DOM methods & properties

Name	Description
void __construct ( [string $filename] )	Constructor, set the filename parameter will automatically load the contents, either text or file/url.
string plaintext	Returns the contents extracted from HTML.
void clear ()	Clean up memory.
void load ( string $content )	Load contents from a string.
string save ( [string $filename] )	Dumps the internal DOM tree back into a string. If the $filename is set, result string will save to file.
void load_file ( string $filename )	Load contents from a from a file or a URL.
void set_callback ( string $function_name )	Set a callback function.
mixed find ( string $selector [, int $index] )	Find elements by the CSS selector. Returns the Nth element object if index is set, otherwise return an array of object.
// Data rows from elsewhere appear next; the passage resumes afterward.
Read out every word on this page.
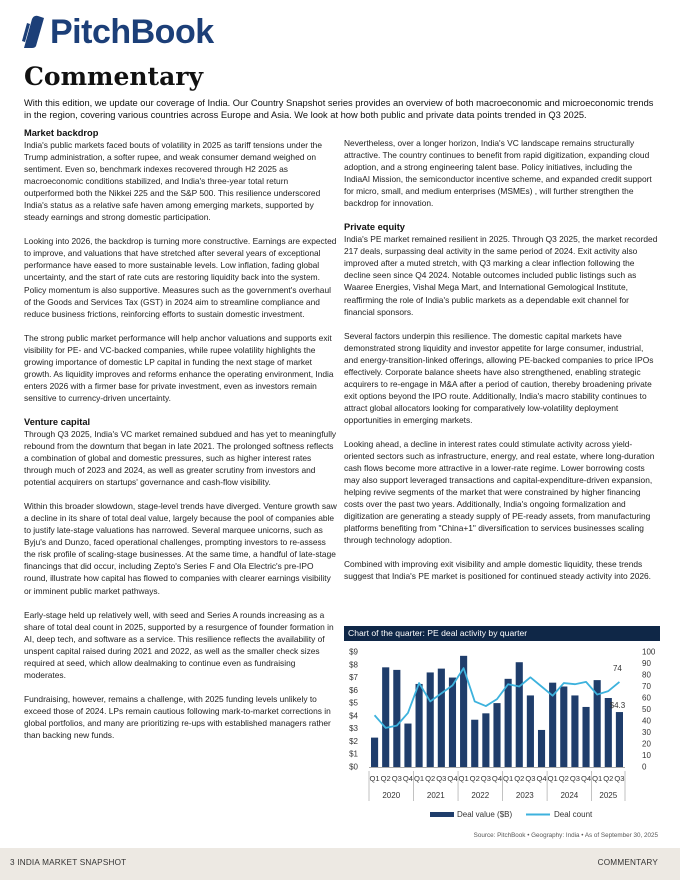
PitchBook
Commentary
With this edition, we update our coverage of India. Our Country Snapshot series provides an overview of both macroeconomic and microeconomic trends in the region, covering various countries across Europe and Asia. We look at how both public and private data points trended in Q3 2025.
Market backdrop

India's public markets faced bouts of volatility in 2025 as tariff tensions under the Trump administration, a softer rupee, and weak consumer demand weighed on sentiment. Even so, benchmark indexes recovered through H2 2025 as macroeconomic conditions stabilized, and India's three-year total return outperformed both the Nikkei 225 and the S&P 500. This resilience underscored India's status as a relative safe haven among emerging markets, supported by steady earnings and strong domestic participation.

Looking into 2026, the backdrop is turning more constructive. Earnings are expected to improve, and valuations that have stretched after several years of exceptional performance have eased to more sustainable levels. Low inflation, fading global uncertainty, and the start of rate cuts are restoring liquidity back into the system. Policy momentum is also supportive. Measures such as the government's overhaul of the Goods and Services Tax (GST) in 2024 aim to streamline compliance and reduce business frictions, reinforcing efforts to sustain domestic investment.

The strong public market performance will help anchor valuations and supports exit visibility for PE- and VC-backed companies, while rupee volatility highlights the growing importance of domestic LP capital in funding the next stage of market growth. As liquidity improves and reforms enhance the operating environment, India enters 2026 with a firmer base for private investment, even as investors remain sensitive to currency-driven uncertainty.

Venture capital

Through Q3 2025, India's VC market remained subdued and has yet to meaningfully rebound from the downturn that began in late 2021. The prolonged softness reflects a combination of global and domestic pressures, such as higher interest rates through much of 2023 and 2024, as well as greater scrutiny from investors and potential acquirers on startups' governance and cash-flow visibility.

Within this broader slowdown, stage-level trends have diverged. Venture growth saw a decline in its share of total deal value, largely because the pool of companies able to justify late-stage valuations has narrowed. Several marquee unicorns, such as Byju's and Dunzo, faced operational challenges, prompting investors to re-assess the risk profile of scaling-stage businesses. At the same time, a handful of late-stage financings that did occur, including Zepto's Series F and Ola Electric's pre-IPO round, illustrate how capital has flowed to companies with clearer earnings visibility or imminent public market pathways.

Early-stage held up relatively well, with seed and Series A rounds increasing as a share of total deal count in 2025, supported by a resurgence of founder formation in AI, deep tech, and software as a service. This resilience reflects the availability of unspent capital raised during 2021 and 2022, as well as the smaller check sizes required at seed, which allow dealmaking to continue even as fundraising moderates.

Fundraising, however, remains a challenge, with 2025 funding levels unlikely to exceed those of 2024. LPs remain cautious following mark-to-market corrections in global portfolios, and many are prioritizing re-ups with established managers rather than backing new funds.

Nevertheless, over a longer horizon, India's VC landscape remains structurally attractive. The country continues to benefit from rapid digitization, expanding cloud adoption, and a strong engineering talent base. Policy initiatives, including the IndiaAI Mission, the semiconductor incentive scheme, and expanded credit support for micro, small, and medium enterprises (MSMEs) , will further strengthen the backdrop for innovation.

Private equity

India's PE market remained resilient in 2025. Through Q3 2025, the market recorded 217 deals, surpassing deal activity in the same period of 2024. Exit activity also improved after a muted stretch, with Q3 marking a clear inflection following the decline seen since Q4 2024. Notable outcomes included public listings such as Waaree Energies, Vishal Mega Mart, and International Gemological Institute, reaffirming the role of India's public markets as a dependable exit channel for financial sponsors.

Several factors underpin this resilience. The domestic capital markets have demonstrated strong liquidity and investor appetite for large consumer, industrial, and energy-transition-linked offerings, allowing PE-backed companies to price IPOs effectively. Corporate balance sheets have also strengthened, enabling strategic acquirers to re-engage in M&A after a period of caution, thereby broadening private exit options beyond the IPO route. Additionally, India's macro stability continues to attract global allocators looking for comparatively low-volatility deployment opportunities in emerging markets.

Looking ahead, a decline in interest rates could stimulate activity across yield-oriented sectors such as infrastructure, energy, and real estate, where long-duration cash flows become more attractive in a lower-rate regime. Lower borrowing costs may also support leveraged transactions and capital-expenditure-driven expansion, helping revive segments of the market that were constrained by higher financing costs over the past two years. Additionally, India's ongoing formalization and digitization are generating a steady supply of PE-ready assets, from manufacturing platforms benefiting from "China+1" diversification to services businesses scaling through technology adoption.

Combined with improving exit visibility and ample domestic liquidity, these trends suggest that India's PE market is positioned for continued steady activity into 2026.

Chart of the quarter: PE deal activity by quarter
$0
$1
$2
$3
$4
$5
$6
$7
$8
$9
0
10
20
30
40
50
60
70
80
90
100
74
$4.3
Q1 Q2 Q3 Q4 Q1 Q2 Q3 Q4 Q1 Q2 Q3 Q4 Q1 Q2 Q3 Q4 Q1 Q2 Q3 Q4 Q1 Q2 Q3
2020	2021	2022	2023	2024	2025
Deal value ($B)	Deal count
Source: PitchBook • Geography: India • As of September 30, 2025
3 INDIA MARKET SNAPSHOT	COMMENTARY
Element methods & properties

Name	Description
string [attribute]	Read or write element's attribure value.
string tag	Read or write the tag name of element.
string outertext	Read or write the outer HTML text of element.
string innertext	Read or write the inner HTML text of element.
string plaintext	Read or write the plain text of element.
mixed find ( string $selector [, int $index] )	Find children by the CSS selector. Returns the Nth element object if index is set, otherwise, return an array of object.

DOM traversing

Name	Description
mixed $e->children ( [int $index] )	Returns the Nth child object if index is set, otherwise return an array of children.
element $e->parent ()	Returns the parent of element.
element $e->first_child ()	Returns the first child of element, or null if not found.
element $e->last_child ()	Returns the last child of element, or null if not found.
element $e->next_sibling ()	Returns the next sibling of element, or null if not found.
element $e->prev_sibling ()	Returns the previous sibling of element, or null if not found.

Camel naming convertions

Top

You can also call methods with W3C STANDARD camel naming convertions.

Method	Mapping
array $e->getAllAttributes ()	array $e->attr
string $e->getAttribute ( $name )	string $e->attribute
void $e->setAttribute ( $name, $value )	void $value = $e->attribute
bool $e->hasAttribute ( $name )	bool isset($e->attribute)
void $e->removeAttribute ( $name )	void $e->attribute = null
element $e->getElementById ( $id )	mixed $e->find ( "#$id", 0 )
mixed $e->getElementsById ( $id [,$index] )	mixed $e->find ( "#$id" [, int $index] )
element $e->getElementByTagName ($name )	mixed $e->find ( $name, 0 )
mixed $e->getElementsByTagName ( $name [, $index] )	mixed $e->find ( $name [, int $index] )
element $e->parentNode ()	element $e->parent ()
mixed $e->childNodes ( [$index] )	mixed $e->children ( [int $index] )
element $e->firstChild ()	element $e->first_child ()
element $e->lastChild ()	element $e->last_child ()
element $e->nextSibling ()	element $e->next_sibling ()
element $e->previousSibling ()	element $e->prev_sibling ()